Rab C Nesbitt is on BBC2 Scotland, Wednesday, at 10pm.

posted under 2011, Articles

More On Richard E. Grant’s Appearance on Rab C. Nesbitt

October1

Aberdeen Press And Journal website – 1st October, 2011

An article on Gregor Fisher and his character Rab C. Nesbitt from the Aberdeen Press And Journal website featured Richard talking about his upcoming role in the show and of Aberdeen. I’ve included the excert below but you can read the entire article via the link above.

As Gregor revealed, this series has several famous faces popping up, including celebrated film star Richard E. Grant.

He may talk with a wonderful cut-glass accent but when asked: “Fit like the day?” needs no translator.

The handsome actor grew up in Swaziland – he wears two watches, one set at Swaziland time – and spends large chunks of his life in exotic locations.

But there’s one place that remains special to him – Aberdeen and the north-east of Scotland.

He last visited three months ago, and is familiar with Doric as his wife Joan Washington, a highly respected vocal coach who has helped stars including Glenn Close, Nicolas Cage and Ewan McGregor nail an accent, is an Aberdonian.

“I really love coming up to Aberdeen and the north-east, particularly the coast area around Collieston where the family have a little holiday cottage,” said Richard.

“We used to come up regularly to visit my mother-in-law who was in her 90s, but sadly she passed away last year.

“We still come and visit family and friends as often as we can because it’s such a beautiful area,” said Richard, who wouldn’t rule out the idea of putting down permanent roots in the north-east one day.

Although having a busy day – Richard was in London meeting his old pal Peter Capaldi for lunch before jetting off to Australia to film his role in the comedy movie Kath & Kim: The Filum – he was delighted to talk about Rab.

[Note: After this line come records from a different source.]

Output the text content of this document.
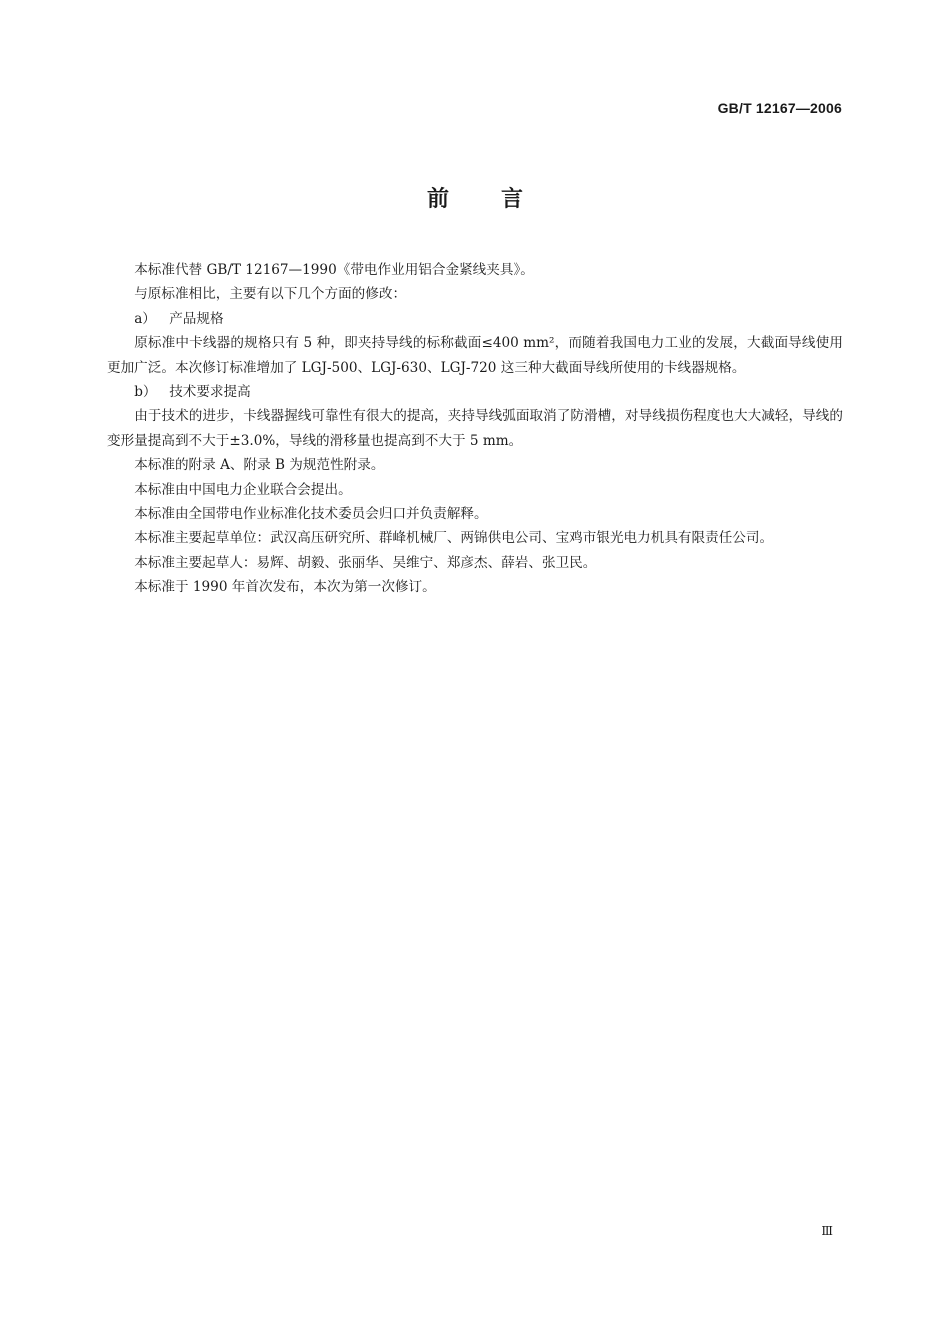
GB/T 12167—2006
前言

本标准代替 GB/T 12167—1990《带电作业用铝合金紧线夹具》。

与原标准相比，主要有以下几个方面的修改：

a） 产品规格

原标准中卡线器的规格只有 5 种，即夹持导线的标称截面≤400 mm²，而随着我国电力工业的发展，大截面导线使用更加广泛。本次修订标准增加了 LGJ-500、LGJ-630、LGJ-720 这三种大截面导线所使用的卡线器规格。

b） 技术要求提高

由于技术的进步，卡线器握线可靠性有很大的提高，夹持导线弧面取消了防滑槽，对导线损伤程度也大大减轻，导线的变形量提高到不大于±3.0%，导线的滑移量也提高到不大于 5 mm。

本标准的附录 A、附录 B 为规范性附录。

本标准由中国电力企业联合会提出。

本标准由全国带电作业标准化技术委员会归口并负责解释。

本标准主要起草单位：武汉高压研究所、群峰机械厂、两锦供电公司、宝鸡市银光电力机具有限责任公司。

本标准主要起草人：易辉、胡毅、张丽华、吴维宁、郑彦杰、薛岩、张卫民。

本标准于 1990 年首次发布，本次为第一次修订。

Ⅲ
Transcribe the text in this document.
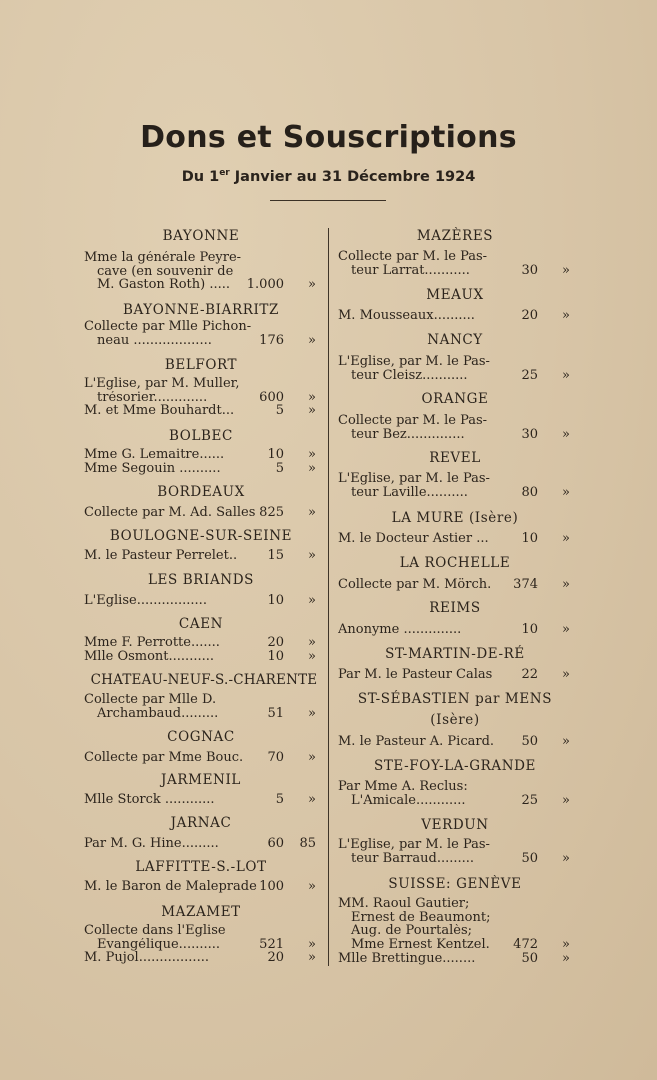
Dons et Souscriptions
Du 1er Janvier au 31 Décembre 1924
BAYONNE
Mme la générale Peyre-
cave (en souvenir de
M. Gaston Roth) .....	1.000 »
BAYONNE-BIARRITZ
Collecte par Mlle Pichon-
neau ...................	176 »
BELFORT
L'Eglise, par M. Muller,
trésorier.............	600 »
M. et Mme Bouhardt...	5 »
BOLBEC
Mme G. Lemaitre......	10 »
Mme Segouin ..........	5 »
BORDEAUX
Collecte par M. Ad. Salles 825 »
BOULOGNE-SUR-SEINE
M. le Pasteur Perrelet..	15 »
LES BRIANDS
L'Eglise.................	10 »
CAEN
Mme F. Perrotte.......	20 »
Mlle Osmont...........	10 »
CHATEAU-NEUF-S.-CHARENTE
Collecte par Mlle D.
Archambaud.........	51 »
COGNAC
Collecte par Mme Bouc.	70 »
JARMENIL
Mlle Storck ............	5 »
JARNAC
Par M. G. Hine.........	60 85
LAFFITTE-S.-LOT
M. le Baron de Maleprade 100 »
MAZAMET
Collecte dans l'Eglise
Evangélique..........	521 »
M. Pujol.................	20 »
MAZÈRES
Collecte par M. le Pas-
teur Larrat...........	30 »
MEAUX
M. Mousseaux..........	20 »
NANCY
L'Eglise, par M. le Pas-
teur Cleisz...........	25 »
ORANGE
Collecte par M. le Pas-
teur Bez..............	30 »
REVEL
L'Eglise, par M. le Pas-
teur Laville..........	80 »
LA MURE (Isère)
M. le Docteur Astier ...	10 »
LA ROCHELLE
Collecte par M. Mörch.	374 »
REIMS
Anonyme ..............	10 »
ST-MARTIN-DE-RÉ
Par M. le Pasteur Calas	22 »
ST-SÉBASTIEN par MENS
(Isère)
M. le Pasteur A. Picard.	50 »
STE-FOY-LA-GRANDE
Par Mme A. Reclus:
L'Amicale............	25 »
VERDUN
L'Eglise, par M. le Pas-
teur Barraud.........	50 »
SUISSE: GENÈVE
MM. Raoul Gautier;
Ernest de Beaumont;
Aug. de Pourtalès;
Mme Ernest Kentzel.	472 »
Mlle Brettingue........	50 »
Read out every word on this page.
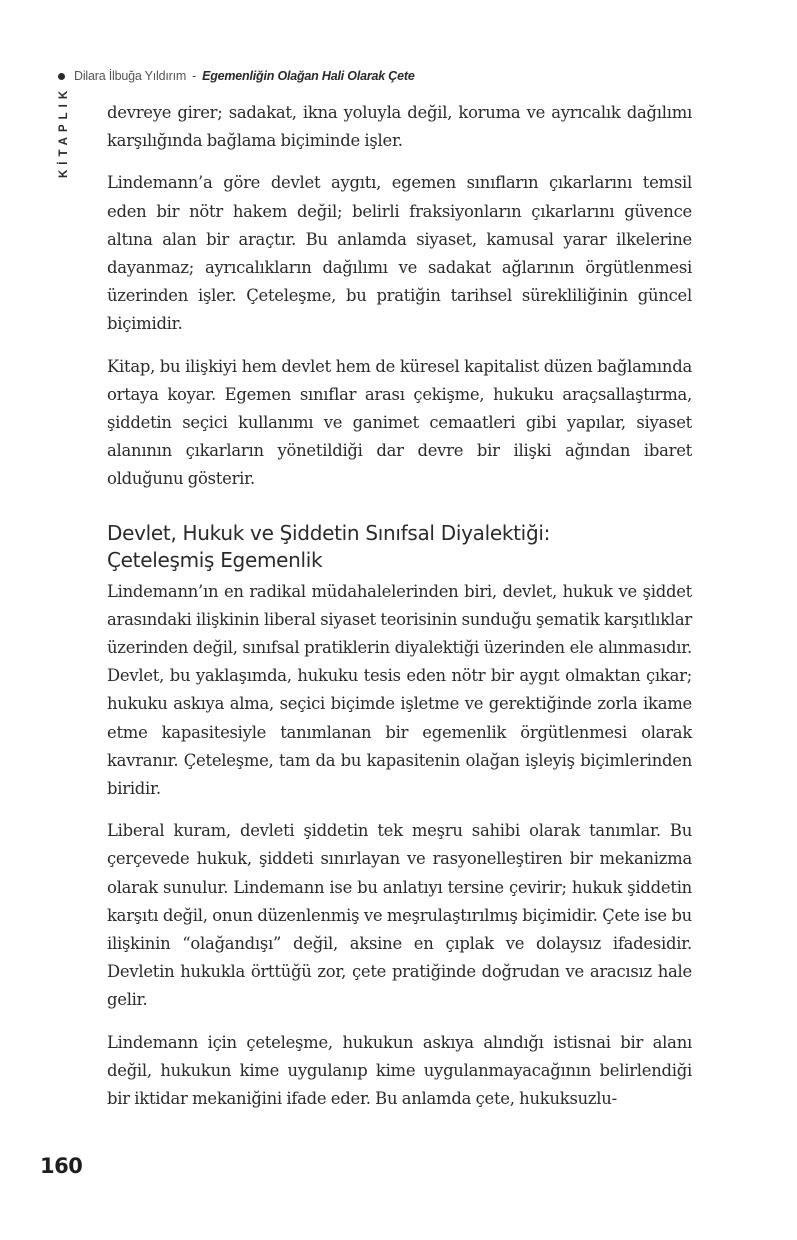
Dilara İlbuğa Yıldırım - Egemenliğin Olağan Hali Olarak Çete
KİTAPLIK devreye girer; sadakat, ikna yoluyla değil, koruma ve ayrıcalık dağılımı karşılığında bağlama biçiminde işler.

Lindemann’a göre devlet aygıtı, egemen sınıfların çıkarlarını temsil eden bir nötr hakem değil; belirli fraksiyonların çıkarlarını güvence altına alan bir araçtır. Bu anlamda siyaset, kamusal yarar ilkelerine dayanmaz; ayrıcalıkların dağılımı ve sadakat ağlarının örgütlenmesi üzerinden işler. Çeteleşme, bu pratiğin tarihsel sürekliliğinin güncel biçimidir.

Kitap, bu ilişkiyi hem devlet hem de küresel kapitalist düzen bağlamında ortaya koyar. Egemen sınıflar arası çekişme, hukuku araçsallaştırma, şiddetin seçici kullanımı ve ganimet cemaatleri gibi yapılar, siyaset alanının çıkarların yönetildiği dar devre bir ilişki ağından ibaret olduğunu gösterir.

Devlet, Hukuk ve Şiddetin Sınıfsal Diyalektiği:
Çeteleşmiş Egemenlik

Lindemann’ın en radikal müdahalelerinden biri, devlet, hukuk ve şiddet arasındaki ilişkinin liberal siyaset teorisinin sunduğu şematik karşıtlıklar üzerinden değil, sınıfsal pratiklerin diyalektiği üzerinden ele alınmasıdır. Devlet, bu yaklaşımda, hukuku tesis eden nötr bir aygıt olmaktan çıkar; hukuku askıya alma, seçici biçimde işletme ve gerektiğinde zorla ikame etme kapasitesiyle tanımlanan bir egemenlik örgütlenmesi olarak kavranır. Çeteleşme, tam da bu kapasitenin olağan işleyiş biçimlerinden biridir.

Liberal kuram, devleti şiddetin tek meşru sahibi olarak tanımlar. Bu çerçevede hukuk, şiddeti sınırlayan ve rasyonelleştiren bir mekanizma olarak sunulur. Lindemann ise bu anlatıyı tersine çevirir; hukuk şiddetin karşıtı değil, onun düzenlenmiş ve meşrulaştırılmış biçimidir. Çete ise bu ilişkinin “olağandışı” değil, aksine en çıplak ve dolaysız ifadesidir. Devletin hukukla örttüğü zor, çete pratiğinde doğrudan ve aracısız hale gelir.

Lindemann için çeteleşme, hukukun askıya alındığı istisnai bir alanı değil, hukukun kime uygulanıp kime uygulanmayacağının belirlendiği bir iktidar mekaniğini ifade eder. Bu anlamda çete, hukuksuzlu-

160
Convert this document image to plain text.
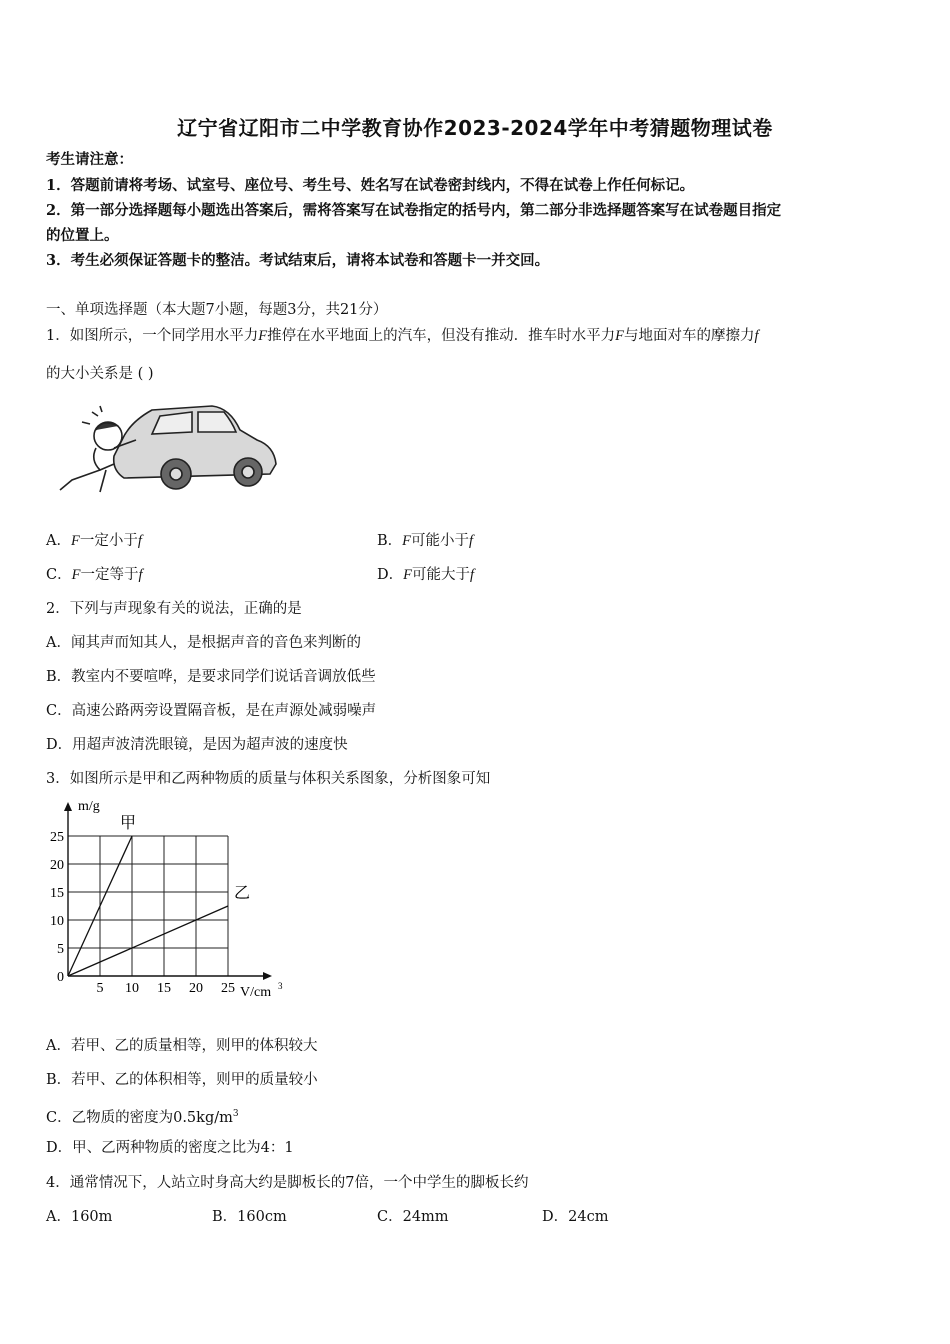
辽宁省辽阳市二中学教育协作2023-2024学年中考猜题物理试卷
考生请注意：
1．答题前请将考场、试室号、座位号、考生号、姓名写在试卷密封线内，不得在试卷上作任何标记。
2．第一部分选择题每小题选出答案后，需将答案写在试卷指定的括号内，第二部分非选择题答案写在试卷题目指定
的位置上。
3．考生必须保证答题卡的整洁。考试结束后，请将本试卷和答题卡一并交回。
一、单项选择题（本大题7小题，每题3分，共21分）
1．如图所示，一个同学用水平力F推停在水平地面上的汽车，但没有推动．推车时水平力F与地面对车的摩擦力f
的大小关系是 ( )
A．F一定小于f	B．F可能小于f
C．F一定等于f	D．F可能大于f
2．下列与声现象有关的说法，正确的是
A．闻其声而知其人，是根据声音的音色来判断的
B．教室内不要喧哗，是要求同学们说话音调放低些
C．高速公路两旁设置隔音板，是在声源处减弱噪声
D．用超声波清洗眼镜，是因为超声波的速度快
3．如图所示是甲和乙两种物质的质量与体积关系图象，分析图象可知
5 10 15 20 25
5
10
15
20
25
0
m/g
V/cm 3
甲
乙
A．若甲、乙的质量相等，则甲的体积较大
B．若甲、乙的体积相等，则甲的质量较小
C．乙物质的密度为$0.5kg/m^3$
D．甲、乙两种物质的密度之比为4：1
4．通常情况下，人站立时身高大约是脚板长的7倍，一个中学生的脚板长约
A．160m	B．160cm	C．24mm	D．24cm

“I’ve been a fan of Rab C. Nesbitt for a long, long while, ever since watching Gregor Fisher bring him to life in Naked Video and the Baldy Man,” he said.

“I’ve watched every episode and was thrilled that the show came back after being putting in mothballs, and was even more thrilled to be asked to appear in an episode of the new series.

“I play a government minister for work, Chingford Steel, who knocks on the Nesbitts’ door and gets whacked on the head with a frying pan by Mary Doll.

“They decide to kidnap me and it ends up with a full-scale siege.”

Richard appears in episode one, Broke, which starts on BBC2 at 10pm.

When Chingford Steel activates his official panic alarm to summon the police, Rab and Mary realise they will be arrested as soon as they let him go, so they decide to keep him.

As the siege situation develops, the police inspector in charge mistakenly decides the kidnappers are terrorists and asks for their demands.

This seems too good an opportunity for Rab and Mary to miss, so they “demand” a heated towel rail and a better bus service to the town centre.

Rab C. Nesbitt airs on Wednesday October 05th, 2011 at 10pm.